Deleting names from old stories isn’t a perfect solution. If I want to find a damaging story about you that Cleveland.com has changed, I can still find the original version trapped in the super-amber of the Internet Archives’ Wayback Machine, which only preserves stories. All the right-to-be-forgotten measures do is add a level of difficulty in finding old, humiliating stories about you. They can’t really erase your past.

The call to revise old stories wouldn’t be happening if newspapers hadn’t made their archives available to the Google search engine, which made mass searches possible. Had newspapers withheld their archives from the Google crawler, people would have to search one newspaper at a time for names. The Bangor Daily News seems to get this. If you petition the Daily News about an embarrassing story and it approves your request, it won’t delete your name from the archives. It will merely blind the Google search from seeing it. If you’re determined to find a story that’s been removed from Google’s crawler, you have to submit the query directly to the newspaper’s search box.

This is a better alternative to deleting names, but it’s not perfect.

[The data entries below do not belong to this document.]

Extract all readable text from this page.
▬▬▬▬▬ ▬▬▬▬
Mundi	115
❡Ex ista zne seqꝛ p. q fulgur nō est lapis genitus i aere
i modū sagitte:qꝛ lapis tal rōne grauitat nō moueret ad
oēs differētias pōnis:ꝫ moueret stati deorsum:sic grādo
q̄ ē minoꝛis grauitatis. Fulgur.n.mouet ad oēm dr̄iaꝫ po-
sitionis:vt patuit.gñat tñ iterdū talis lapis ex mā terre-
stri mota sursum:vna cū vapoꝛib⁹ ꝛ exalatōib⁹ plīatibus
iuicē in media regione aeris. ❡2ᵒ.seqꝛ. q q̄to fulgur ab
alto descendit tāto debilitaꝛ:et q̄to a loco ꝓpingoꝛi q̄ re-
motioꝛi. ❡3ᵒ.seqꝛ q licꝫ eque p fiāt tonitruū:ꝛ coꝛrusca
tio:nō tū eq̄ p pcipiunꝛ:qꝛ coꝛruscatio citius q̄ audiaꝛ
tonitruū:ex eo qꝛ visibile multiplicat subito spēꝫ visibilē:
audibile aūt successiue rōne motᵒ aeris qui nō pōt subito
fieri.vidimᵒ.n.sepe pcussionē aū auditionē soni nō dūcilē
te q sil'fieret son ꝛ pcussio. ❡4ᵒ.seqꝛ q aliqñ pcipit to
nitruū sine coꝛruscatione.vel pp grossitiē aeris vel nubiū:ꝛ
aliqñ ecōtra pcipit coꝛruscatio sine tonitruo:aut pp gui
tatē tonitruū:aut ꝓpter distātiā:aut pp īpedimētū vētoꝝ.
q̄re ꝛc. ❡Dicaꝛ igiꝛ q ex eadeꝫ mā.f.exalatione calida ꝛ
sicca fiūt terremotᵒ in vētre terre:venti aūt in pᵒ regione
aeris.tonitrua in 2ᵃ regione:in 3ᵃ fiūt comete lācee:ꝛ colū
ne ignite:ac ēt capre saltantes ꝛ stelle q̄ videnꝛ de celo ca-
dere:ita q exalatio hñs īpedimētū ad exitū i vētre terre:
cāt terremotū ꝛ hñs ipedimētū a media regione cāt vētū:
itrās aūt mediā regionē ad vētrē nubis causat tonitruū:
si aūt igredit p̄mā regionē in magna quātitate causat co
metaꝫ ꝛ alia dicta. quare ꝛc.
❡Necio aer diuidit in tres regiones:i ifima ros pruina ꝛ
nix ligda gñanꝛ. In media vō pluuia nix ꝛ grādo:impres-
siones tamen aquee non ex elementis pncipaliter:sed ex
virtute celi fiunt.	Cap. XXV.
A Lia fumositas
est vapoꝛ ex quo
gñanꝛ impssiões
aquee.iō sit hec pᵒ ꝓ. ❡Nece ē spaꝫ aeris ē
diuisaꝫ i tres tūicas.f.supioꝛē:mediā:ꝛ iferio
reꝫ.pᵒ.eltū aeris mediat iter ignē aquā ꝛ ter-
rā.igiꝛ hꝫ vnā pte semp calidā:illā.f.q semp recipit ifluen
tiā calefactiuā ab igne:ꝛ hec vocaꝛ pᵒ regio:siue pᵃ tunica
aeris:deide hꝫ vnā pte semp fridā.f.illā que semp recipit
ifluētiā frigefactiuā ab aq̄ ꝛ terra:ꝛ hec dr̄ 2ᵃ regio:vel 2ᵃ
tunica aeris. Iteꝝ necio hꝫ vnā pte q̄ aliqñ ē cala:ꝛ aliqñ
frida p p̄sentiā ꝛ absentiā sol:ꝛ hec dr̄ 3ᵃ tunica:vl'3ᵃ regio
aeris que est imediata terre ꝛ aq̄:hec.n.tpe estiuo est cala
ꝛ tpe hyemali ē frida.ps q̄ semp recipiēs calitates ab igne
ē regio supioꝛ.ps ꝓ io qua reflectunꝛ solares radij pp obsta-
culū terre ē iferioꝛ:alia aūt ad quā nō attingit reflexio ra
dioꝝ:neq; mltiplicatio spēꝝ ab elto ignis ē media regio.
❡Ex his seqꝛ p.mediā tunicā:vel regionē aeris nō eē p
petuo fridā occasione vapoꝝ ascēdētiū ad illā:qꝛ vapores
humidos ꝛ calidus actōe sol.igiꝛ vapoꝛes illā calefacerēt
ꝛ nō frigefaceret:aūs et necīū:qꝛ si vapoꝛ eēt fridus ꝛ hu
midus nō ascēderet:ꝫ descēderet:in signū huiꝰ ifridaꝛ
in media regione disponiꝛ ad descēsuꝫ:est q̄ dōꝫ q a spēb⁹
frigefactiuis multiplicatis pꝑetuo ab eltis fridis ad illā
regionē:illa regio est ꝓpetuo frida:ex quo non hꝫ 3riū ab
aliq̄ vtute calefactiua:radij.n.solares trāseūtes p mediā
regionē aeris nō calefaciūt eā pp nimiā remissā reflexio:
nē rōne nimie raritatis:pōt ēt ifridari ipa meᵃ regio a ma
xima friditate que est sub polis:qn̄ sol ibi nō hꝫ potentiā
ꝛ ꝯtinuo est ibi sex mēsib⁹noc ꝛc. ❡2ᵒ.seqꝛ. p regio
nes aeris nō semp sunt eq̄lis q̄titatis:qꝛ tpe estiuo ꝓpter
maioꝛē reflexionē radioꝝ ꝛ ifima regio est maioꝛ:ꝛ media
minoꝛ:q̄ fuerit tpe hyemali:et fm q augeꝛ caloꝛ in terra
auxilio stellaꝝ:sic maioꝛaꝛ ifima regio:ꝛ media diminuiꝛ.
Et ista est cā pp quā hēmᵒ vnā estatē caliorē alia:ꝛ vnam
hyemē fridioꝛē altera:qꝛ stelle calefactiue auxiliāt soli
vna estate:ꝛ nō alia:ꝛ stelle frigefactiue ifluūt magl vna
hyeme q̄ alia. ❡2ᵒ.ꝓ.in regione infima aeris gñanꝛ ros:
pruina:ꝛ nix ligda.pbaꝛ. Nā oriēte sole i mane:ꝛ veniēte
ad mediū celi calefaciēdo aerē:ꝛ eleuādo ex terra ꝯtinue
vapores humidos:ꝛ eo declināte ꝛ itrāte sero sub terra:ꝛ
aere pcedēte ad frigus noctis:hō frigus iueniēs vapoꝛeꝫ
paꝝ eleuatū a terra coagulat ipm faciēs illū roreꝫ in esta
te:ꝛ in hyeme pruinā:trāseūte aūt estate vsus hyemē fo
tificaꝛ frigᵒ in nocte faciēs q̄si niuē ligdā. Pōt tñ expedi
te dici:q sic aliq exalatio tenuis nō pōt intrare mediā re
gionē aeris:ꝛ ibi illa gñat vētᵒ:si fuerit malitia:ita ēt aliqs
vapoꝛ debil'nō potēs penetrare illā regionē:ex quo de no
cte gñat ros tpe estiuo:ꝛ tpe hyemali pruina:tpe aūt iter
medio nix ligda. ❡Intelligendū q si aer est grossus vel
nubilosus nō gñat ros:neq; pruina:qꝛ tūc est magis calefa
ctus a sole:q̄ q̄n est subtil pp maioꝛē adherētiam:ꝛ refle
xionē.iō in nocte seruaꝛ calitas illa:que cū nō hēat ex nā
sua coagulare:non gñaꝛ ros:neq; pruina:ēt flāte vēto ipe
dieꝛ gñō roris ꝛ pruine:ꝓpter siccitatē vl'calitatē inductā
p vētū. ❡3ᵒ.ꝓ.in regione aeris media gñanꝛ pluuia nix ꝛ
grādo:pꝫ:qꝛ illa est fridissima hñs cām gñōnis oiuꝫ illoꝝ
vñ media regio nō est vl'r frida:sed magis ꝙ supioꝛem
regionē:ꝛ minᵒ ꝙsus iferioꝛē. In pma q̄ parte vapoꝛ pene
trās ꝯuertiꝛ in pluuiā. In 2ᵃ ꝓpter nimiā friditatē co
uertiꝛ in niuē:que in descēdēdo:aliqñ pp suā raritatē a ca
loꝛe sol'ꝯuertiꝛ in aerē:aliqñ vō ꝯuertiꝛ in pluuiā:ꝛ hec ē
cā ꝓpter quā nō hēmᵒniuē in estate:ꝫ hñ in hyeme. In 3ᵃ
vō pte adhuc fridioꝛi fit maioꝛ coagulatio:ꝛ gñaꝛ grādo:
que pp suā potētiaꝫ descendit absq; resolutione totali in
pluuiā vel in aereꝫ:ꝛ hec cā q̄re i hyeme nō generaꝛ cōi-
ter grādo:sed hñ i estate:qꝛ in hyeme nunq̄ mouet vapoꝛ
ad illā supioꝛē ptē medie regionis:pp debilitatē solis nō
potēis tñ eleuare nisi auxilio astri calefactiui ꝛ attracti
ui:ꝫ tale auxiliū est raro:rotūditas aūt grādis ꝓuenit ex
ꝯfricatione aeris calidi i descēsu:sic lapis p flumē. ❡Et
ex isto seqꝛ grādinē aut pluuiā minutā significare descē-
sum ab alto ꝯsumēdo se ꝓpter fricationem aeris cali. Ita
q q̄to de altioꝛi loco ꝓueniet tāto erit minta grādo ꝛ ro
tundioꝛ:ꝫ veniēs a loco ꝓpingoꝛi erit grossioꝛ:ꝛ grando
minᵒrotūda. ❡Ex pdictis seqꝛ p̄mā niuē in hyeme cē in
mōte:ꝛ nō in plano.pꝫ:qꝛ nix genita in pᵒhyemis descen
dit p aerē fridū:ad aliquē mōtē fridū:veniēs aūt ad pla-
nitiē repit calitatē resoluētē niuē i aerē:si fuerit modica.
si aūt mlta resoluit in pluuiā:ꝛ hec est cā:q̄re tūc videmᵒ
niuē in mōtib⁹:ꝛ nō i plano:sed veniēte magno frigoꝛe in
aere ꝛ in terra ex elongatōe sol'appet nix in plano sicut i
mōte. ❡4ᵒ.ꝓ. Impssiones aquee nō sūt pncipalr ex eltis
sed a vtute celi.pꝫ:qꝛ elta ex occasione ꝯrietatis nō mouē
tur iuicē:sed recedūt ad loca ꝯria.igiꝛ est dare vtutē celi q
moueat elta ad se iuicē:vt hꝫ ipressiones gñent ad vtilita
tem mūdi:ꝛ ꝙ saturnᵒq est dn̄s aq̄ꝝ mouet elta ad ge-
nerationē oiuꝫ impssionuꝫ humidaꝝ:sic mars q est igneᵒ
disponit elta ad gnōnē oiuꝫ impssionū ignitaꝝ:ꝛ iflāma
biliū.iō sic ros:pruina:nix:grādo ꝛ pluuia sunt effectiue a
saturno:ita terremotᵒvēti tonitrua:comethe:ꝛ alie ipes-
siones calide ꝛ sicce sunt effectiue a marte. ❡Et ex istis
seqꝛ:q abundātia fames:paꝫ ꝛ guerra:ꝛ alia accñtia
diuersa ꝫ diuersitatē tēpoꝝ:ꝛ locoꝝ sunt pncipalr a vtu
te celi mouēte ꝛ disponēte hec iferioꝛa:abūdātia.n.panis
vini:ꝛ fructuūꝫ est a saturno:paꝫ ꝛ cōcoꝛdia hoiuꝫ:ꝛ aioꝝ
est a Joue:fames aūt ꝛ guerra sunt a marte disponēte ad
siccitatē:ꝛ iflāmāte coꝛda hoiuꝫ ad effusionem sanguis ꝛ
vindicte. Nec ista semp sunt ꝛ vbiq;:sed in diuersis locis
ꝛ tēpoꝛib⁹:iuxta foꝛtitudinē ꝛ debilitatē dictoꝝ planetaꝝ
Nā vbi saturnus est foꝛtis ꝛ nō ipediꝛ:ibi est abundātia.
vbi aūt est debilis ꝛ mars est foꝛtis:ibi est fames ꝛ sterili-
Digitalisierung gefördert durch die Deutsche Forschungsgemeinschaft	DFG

Removing a story from Google search makes the crime, the victims and the alleged victims named in the story more difficult to track, thereby reducing their competing right to be remembered. A better way to break the hold Google has placed over your reputation would be to create useful content about your identity that would push an old story about your misdemeanor offense to the second page of a Google search. You can do this yourself or pay a service to do it for you. If you think your reputation is yours to protect, this is the most elegant remedy.

There’s something quaint about the right-to-be-forgotten movement. Crime news has traditionally ranked as the most popular topic in the press, just after weather. Back when newspapers were fat and newsrooms were full, the crime blotter filled the pages. Following the great newspaper collapse of the late aughts, newsroom staffs were cut, which meant fewer journalists ended up reporting from the police blotter and fewer column inches were given to the coverage of crime, driving down the crimes reported. Over the past two decades or more, the national arrest rates for nearly every misdemeanor offense category have declined, according to one academic study. Further reducing the chances your name will end up in a crime story is the fact that violent crime has also been falling. It’s slightly ironic that the call to forget old stories comes at a time when economics have conspired to depopulate newspaper of crime stories.

The right-to-be-forgotten proponents have done us a great service by underscoring how good journalists are at publishing news about arrests but how wretched they are recording innocence, exoneration or dropped charges. But the solution to this journalistic shortcoming isn’t to blank the names of suspects from old stories or to hide them from Google. If the arrest of a suspect is newsworthy enough to be reported in a newspaper, the exoneration or the dropping of charges should be equally newsworthy. Newspapers have no excuse for not updating old stories to reflect the changed status of a suspect. To the contrary, newspapers would become more accurate and more useful if they routinely updated these stories in their archives. As a practical matter, editors could attach a “tickler” to arrest stories reminding them monthly to add updates until the cases are resolved.

As for hiding or blurring stories about the confessed or convicted just because time has passed, we can’t afford to be so generous. We can call out the press for having made a botch of crime coverage in the past, most recently with the exploitative “mug shot galleries” so many newspapers tossed up on the web and have now shuttered. Journalists can and should question police accounts of crime, which can bear little semblance to the truth. But if a crime story is true and the reporting is fair, a newspaper has nothing to apologize for, even if the story burdens its subject years after the fact. The newspaper’s responsibility to its readers comes first. We should not be so eager to unring history’s bell.